Despite these limitations, the magnitude of observed benefit suggests a compelling rationale for prospective, randomized controlled trials to evaluate the role of SGLT2 inhibitors as cardioprotective agents in oncology settings. If confirmed, these agents may become integral to cardio-oncology practice, particularly in patients at high risk for CTRCD.

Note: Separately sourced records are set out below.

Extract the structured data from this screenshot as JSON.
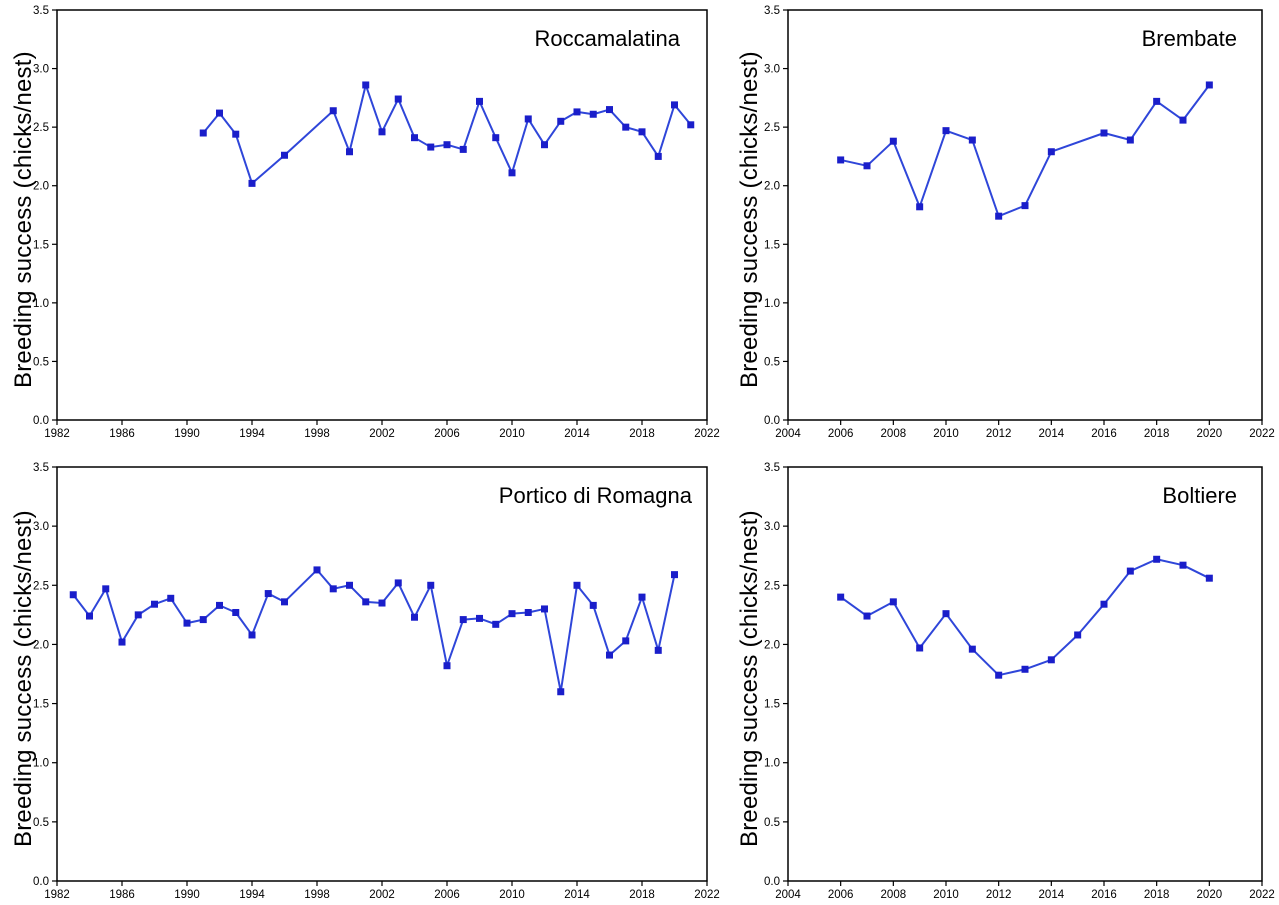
{
  "figure": {
    "y_axis_label": "Breeding success (chicks/nest)",
    "line_color": "#2f46d9",
    "marker_color": "#1a1eca",
    "axis_color": "#000000",
    "background": "#ffffff"
  },
  "chart_data": [
    {
      "type": "line",
      "title": "Roccamalatina",
      "ylabel": "Breeding success (chicks/nest)",
      "xlabel": "",
      "legend": "none",
      "grid": false,
      "marker": "square",
      "xlim": [
        1982,
        2022
      ],
      "ylim": [
        0.0,
        3.5
      ],
      "xticks": [
        1982,
        1986,
        1990,
        1994,
        1998,
        2002,
        2006,
        2010,
        2014,
        2018,
        2022
      ],
      "yticks": [
        "0.0",
        "0.5",
        "1.0",
        "1.5",
        "2.0",
        "2.5",
        "3.0",
        "3.5"
      ],
      "x": [
        1991,
        1992,
        1993,
        1994,
        1996,
        1999,
        2000,
        2001,
        2002,
        2003,
        2004,
        2005,
        2006,
        2007,
        2008,
        2009,
        2010,
        2011,
        2012,
        2013,
        2014,
        2015,
        2016,
        2017,
        2018,
        2019,
        2020,
        2021
      ],
      "y": [
        2.45,
        2.62,
        2.44,
        2.02,
        2.26,
        2.64,
        2.29,
        2.86,
        2.46,
        2.74,
        2.41,
        2.33,
        2.35,
        2.31,
        2.72,
        2.41,
        2.11,
        2.57,
        2.35,
        2.55,
        2.63,
        2.61,
        2.65,
        2.5,
        2.46,
        2.25,
        2.69,
        2.52
      ]
    },
    {
      "type": "line",
      "title": "Brembate",
      "ylabel": "Breeding success (chicks/nest)",
      "xlabel": "",
      "legend": "none",
      "grid": false,
      "marker": "square",
      "xlim": [
        2004,
        2022
      ],
      "ylim": [
        0.0,
        3.5
      ],
      "xticks": [
        2004,
        2006,
        2008,
        2010,
        2012,
        2014,
        2016,
        2018,
        2020,
        2022
      ],
      "yticks": [
        "0.0",
        "0.5",
        "1.0",
        "1.5",
        "2.0",
        "2.5",
        "3.0",
        "3.5"
      ],
      "x": [
        2006,
        2007,
        2008,
        2009,
        2010,
        2011,
        2012,
        2013,
        2014,
        2016,
        2017,
        2018,
        2019,
        2020
      ],
      "y": [
        2.22,
        2.17,
        2.38,
        1.82,
        2.47,
        2.39,
        1.74,
        1.83,
        2.29,
        2.45,
        2.39,
        2.72,
        2.56,
        2.86
      ]
    },
    {
      "type": "line",
      "title": "Portico di Romagna",
      "ylabel": "Breeding success (chicks/nest)",
      "xlabel": "",
      "legend": "none",
      "grid": false,
      "marker": "square",
      "xlim": [
        1982,
        2022
      ],
      "ylim": [
        0.0,
        3.5
      ],
      "xticks": [
        1982,
        1986,
        1990,
        1994,
        1998,
        2002,
        2006,
        2010,
        2014,
        2018,
        2022
      ],
      "yticks": [
        "0.0",
        "0.5",
        "1.0",
        "1.5",
        "2.0",
        "2.5",
        "3.0",
        "3.5"
      ],
      "x": [
        1983,
        1984,
        1985,
        1986,
        1987,
        1988,
        1989,
        1990,
        1991,
        1992,
        1993,
        1994,
        1995,
        1996,
        1998,
        1999,
        2000,
        2001,
        2002,
        2003,
        2004,
        2005,
        2006,
        2007,
        2008,
        2009,
        2010,
        2011,
        2012,
        2013,
        2014,
        2015,
        2016,
        2017,
        2018,
        2019,
        2020
      ],
      "y": [
        2.42,
        2.24,
        2.47,
        2.02,
        2.25,
        2.34,
        2.39,
        2.18,
        2.21,
        2.33,
        2.27,
        2.08,
        2.43,
        2.36,
        2.63,
        2.47,
        2.5,
        2.36,
        2.35,
        2.52,
        2.23,
        2.5,
        1.82,
        2.21,
        2.22,
        2.17,
        2.26,
        2.27,
        2.3,
        1.6,
        2.5,
        2.33,
        1.91,
        2.03,
        2.4,
        1.95,
        2.59
      ]
    },
    {
      "type": "line",
      "title": "Boltiere",
      "ylabel": "Breeding success (chicks/nest)",
      "xlabel": "",
      "legend": "none",
      "grid": false,
      "marker": "square",
      "xlim": [
        2004,
        2022
      ],
      "ylim": [
        0.0,
        3.5
      ],
      "xticks": [
        2004,
        2006,
        2008,
        2010,
        2012,
        2014,
        2016,
        2018,
        2020,
        2022
      ],
      "yticks": [
        "0.0",
        "0.5",
        "1.0",
        "1.5",
        "2.0",
        "2.5",
        "3.0",
        "3.5"
      ],
      "x": [
        2006,
        2007,
        2008,
        2009,
        2010,
        2011,
        2012,
        2013,
        2014,
        2015,
        2016,
        2017,
        2018,
        2019,
        2020
      ],
      "y": [
        2.4,
        2.24,
        2.36,
        1.97,
        2.26,
        1.96,
        1.74,
        1.79,
        1.87,
        2.08,
        2.34,
        2.62,
        2.72,
        2.67,
        2.56
      ]
    }
  ]
}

Future research should prioritize prospective, randomized controlled trials specifically designed to evaluate the cardioprotective effects of SGLT2 inhibitors in cancer patients, including those without diabetes. Stratification by cancer type, chemotherapy regimen, and baseline cardiovascular risk will be essential to identify subgroups that derive the greatest benefit. Biomarker-guided strategies and cardiac imaging endpoints could enhance early detection of subclinical cardiotoxicity and clarify mechanisms of benefit. From a clinical perspective, the integration of SGLT2 inhibitors into cardio-oncology care pathways warrants careful consideration, especially given their favourable safety profile and established benefits in heart failure and diabetes. Early initiation of SGLT2 inhibitors in high-risk cancer patients may represent a proactive strategy to preserve cardiac function and allow uninterrupted cancer therapy. Collaborative efforts between oncologists and cardiologists will be crucial to translating these findings into practice and optimizing long-term outcomes for cancer survivors.

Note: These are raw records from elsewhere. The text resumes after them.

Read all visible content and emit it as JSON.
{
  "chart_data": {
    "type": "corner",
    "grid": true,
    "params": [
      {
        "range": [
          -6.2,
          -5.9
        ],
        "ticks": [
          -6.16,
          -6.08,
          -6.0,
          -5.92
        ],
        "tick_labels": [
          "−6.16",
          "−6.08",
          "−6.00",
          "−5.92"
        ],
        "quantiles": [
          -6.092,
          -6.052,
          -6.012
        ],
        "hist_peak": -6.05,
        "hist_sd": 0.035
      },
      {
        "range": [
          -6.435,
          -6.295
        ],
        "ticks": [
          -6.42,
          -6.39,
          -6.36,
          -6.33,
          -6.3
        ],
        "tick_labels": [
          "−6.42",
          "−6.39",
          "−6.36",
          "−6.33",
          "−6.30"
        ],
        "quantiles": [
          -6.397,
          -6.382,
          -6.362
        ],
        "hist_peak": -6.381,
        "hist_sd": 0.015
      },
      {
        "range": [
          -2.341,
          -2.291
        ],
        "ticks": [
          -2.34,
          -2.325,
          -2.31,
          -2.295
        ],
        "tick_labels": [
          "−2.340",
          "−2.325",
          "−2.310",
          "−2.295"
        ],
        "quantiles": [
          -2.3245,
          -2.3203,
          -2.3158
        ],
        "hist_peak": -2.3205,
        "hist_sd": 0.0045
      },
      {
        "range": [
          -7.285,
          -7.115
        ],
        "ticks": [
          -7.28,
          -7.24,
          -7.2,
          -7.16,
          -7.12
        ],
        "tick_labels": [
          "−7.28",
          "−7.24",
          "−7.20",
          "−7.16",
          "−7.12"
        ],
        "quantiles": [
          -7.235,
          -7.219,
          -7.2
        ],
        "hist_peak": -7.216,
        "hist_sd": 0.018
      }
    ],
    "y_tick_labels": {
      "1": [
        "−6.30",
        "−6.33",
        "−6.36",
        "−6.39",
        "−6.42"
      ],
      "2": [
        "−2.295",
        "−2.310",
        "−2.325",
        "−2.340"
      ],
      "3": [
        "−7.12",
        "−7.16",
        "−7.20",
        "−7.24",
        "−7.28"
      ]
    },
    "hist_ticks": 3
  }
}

In conclusion, this systematic review and meta-analysis demonstrate that SGLT2 inhibitors are associated with substantial reductions in mortality, HFH, and cardiac dysfunction in cancer patients receiving cardiotoxic chemotherapy. These findings highlight the emerging role of SGLT2 inhibitors as cardioprotective agents in oncology. While encouraging, confirmation through large-scale randomized trials is needed to inform clinical guidelines. As the field of cardio-oncology evolves, integrating SGLT2 inhibitors into preventive strategies may significantly improve cardiovascular and oncologic outcomes in this vulnerable population. Importantly, these benefits may be especially relevant for patients classified as high or very-high risk for CTRCD according to the ESC HFA-ICOS baseline risk assessment tool,^35^ such as individuals receiving highly cardiotoxic regimens (e.g. high-dose anthracyclines or sequential anthracycline–trastuzumab therapy) or those with significant cardiovascular comorbidity—who represent the population most vulnerable to treatment-related cardiotoxicity.